There is considerable controversy regarding the preferred system of units for calculating free energies, concerned primarily with possible corrections to account for size differences between solutes and solvents, the so-called the Flory-Huggins correction [reviewed in (26)]. Because water is so small compared to lipid molecules, the size correction can be substantial in bilayer partitioning (27). One important consequence of the size correction is that the non-polar solvation parameter (Equation 2) is about −45 kcal mol^{−1} rather than −25 kcal mol^{−1} (28, 29). The controversy revolves around the computation of the so-called cratic entropy. Chan and Dill (26) have given a lucid and detailed account of the issues. The best course is to use mole fraction partition coefficients for computing free energies (Figure 2, below).

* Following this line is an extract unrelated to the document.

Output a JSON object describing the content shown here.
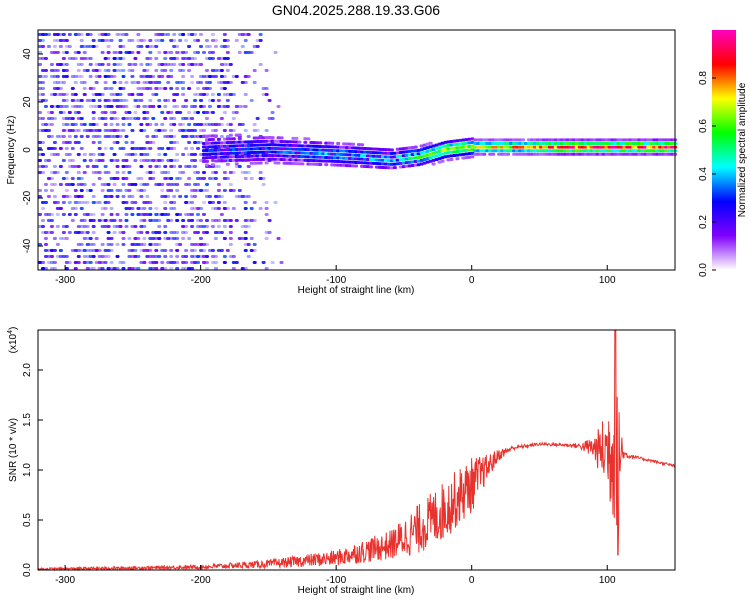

K_{x} = x_{bil} / x_{w}, ΔG^{0}_{x} = −RTlnK_{x}
K_{C} = C_{bil} / C_{w} , ΔG^{0}_{C} = −RTlnK_{C}
K_{C} = K_{x}(v_{water} / v_{lipid})
ΔG^{0}_{x} = ΔG^{0}_{C} + RTln(v_{water} / v_{lipid}) = ΔG^{0}_{C} − 2.2 kcal mol^{−1}
for L + P ↔ LP : K_{assoc} = [PL] / [P][L], ΔG_{assoc} = −RTlnK_{assoc}
K_{assoc} = K_{x} / [W]
ΔG^{0}_{x} = ΔG_{assoc} − RTln([W]) = ΔG_{assoc} − 2.38 kcal mol^{−1}
Figure 2. (8) Various systems used for partition coefficients, association constants, and transfer free energies. Transfer free energy data from different laboratories must be compared with caution because (i) free energies are often calculated (inappropriately) from association constants (units of M^{−1}) based on binding site models and (ii) the standard states for the transfers are not always defined clearly. The simplest and most rigorous approach is to treat the association of peptides with membranes as a partitioning rather than a binding-site problem and to use mole-fraction partition coefficients for calculating standard state transfer free energies, ΔG^{0}. This figure summarizes different systems encountered frequently in the literature and relates them to the mole-fraction system. Conversions of molar and association free energies to mole-fraction standard transfer free energies involve only additive terms. Therefore, differential free energy terms, ΔΔG_{assoc} and ΔΔG^{0}_{C} , will be identical to ΔΔG^{0}_{x} . All equations assume partitioning from the water (w) phase to the bilayer (bil) phase. Abbreviations: [L], molar concentration of Lipid; [P] molar concentration of Peptide; [PL], molar concentration of peptide bound to lipid; [W], molar concentration of water (55.3). The molar volumes of lipid and water are v_{lipid} and v_{water} , respectively. For the typical phospholipid, v_{lipid} » 1300 Å^{3} and v_{water} = 30 Å^{3}.